49% of SaaS marketers rate them the #1 tactic for increasing sales, and 76% of SaaS sales teams who took part in the Uplift Content (2024) study request written case studies when selling to prospects.

How long should a B2B SaaS case study be?
Most B2B SaaS case studies work well at 800–1,500 words.
A straightforward productivity tool story can land at 800 words. An enterprise implementation with multiple stakeholders and phased results needs more space.
The right length is the minimum needed to tell the story completely — no reader has ever complained that a case study was too concise.
The executive summary should be under 100 words regardless of total length.
What's the difference between a case study and a testimonial?
A testimonial is a quote endorsing the product. A case study is a narrative that shows how the product solved a specific problem, supported by data and context.
Testimonials work for quick social proof on landing pages or social media. Case studies work for considered purchases where the buyer needs to see themselves in the story.
A strong case study contains multiple testimonials embedded in a narrative — a testimonial alone lacks the context and is less captivating than a full case study. They also lack the educational value of a case study.
Can you write a case study without naming the customer?
Yes, you can create case studies without naming the customer without sacrificing their effectiveness as long as you make them sound credible.
Anonymized B2B SaaS case studies are common in highly-regulated industries with strict confidentiality requirements, like healthcare, finance, or legal. And sometimes companies simply don't want to reveal their results to protect their competitive advantage.
While it may sound counterintuitive, customers trust anonymous case studies nearly as much as named ones, according to UserEvidence's 2025 Evidence Gap Report.
And as Lee Densmer points out in her LinkedIn post, this can actually reduce the turnaround time as fewer approvals are needed.

The key is to make such anonymous case studies credible. For example, by using detailed descriptions. "A 75-person brand experience agency in the UK" carries more weight than "a mid-sized agency."
How do you write a case study when the results are modest?
Focus on the process improvement and the customer's confidence in the decision, not just the numbers.
A 15% improvement that the customer considers transformative is more compelling than a 200% increase that reads like a rounding error.
Use qualitative results: time saved, manual steps eliminated, processes improved.
Context matters more than scale — a modest result from a well-known brand still carries weight because of the logo.
The willingness to go on record at all is itself evidence of customer satisfaction.
How many case studies does a SaaS company need?
Create enough case studies to cover your top three to five use cases or verticals.

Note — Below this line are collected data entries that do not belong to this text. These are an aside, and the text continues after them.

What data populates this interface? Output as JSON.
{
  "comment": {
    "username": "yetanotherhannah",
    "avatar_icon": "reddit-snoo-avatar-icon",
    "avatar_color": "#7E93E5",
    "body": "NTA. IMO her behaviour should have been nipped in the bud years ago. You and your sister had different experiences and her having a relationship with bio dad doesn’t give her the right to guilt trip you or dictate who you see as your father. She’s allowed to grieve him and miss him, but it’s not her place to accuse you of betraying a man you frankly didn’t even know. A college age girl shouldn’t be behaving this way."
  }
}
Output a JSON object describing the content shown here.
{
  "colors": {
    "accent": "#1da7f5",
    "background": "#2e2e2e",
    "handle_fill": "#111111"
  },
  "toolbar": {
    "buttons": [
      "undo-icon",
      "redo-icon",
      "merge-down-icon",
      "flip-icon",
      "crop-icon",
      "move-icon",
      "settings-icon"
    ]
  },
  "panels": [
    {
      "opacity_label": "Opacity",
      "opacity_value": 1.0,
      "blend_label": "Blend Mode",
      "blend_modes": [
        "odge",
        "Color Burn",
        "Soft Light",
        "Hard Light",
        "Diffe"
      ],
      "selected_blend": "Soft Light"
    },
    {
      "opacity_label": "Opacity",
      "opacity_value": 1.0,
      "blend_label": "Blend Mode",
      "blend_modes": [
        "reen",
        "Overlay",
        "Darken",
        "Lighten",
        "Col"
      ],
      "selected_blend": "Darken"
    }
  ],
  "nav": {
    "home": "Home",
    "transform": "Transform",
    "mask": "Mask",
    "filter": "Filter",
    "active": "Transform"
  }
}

For most B2B SaaS companies, that's five to ten strong, well-told case studies refreshed annually.
Prioritize coverage first: one per major vertical, one per key persona, one per common sales objection. Then add more within each.
Five specific, well-told customer stories will do more for your sales cycle than dozens of generic ones.
How much does it cost to write a B2B case study?
An experienced writer charges from $800-1000 for a high-quality case study. The price depends on the number of interviews and the number of stakeholders involved.
Some case study specialists, myself included, can also edit the interview video for you and repurpose it into shorts. This doubles the cost of the case study.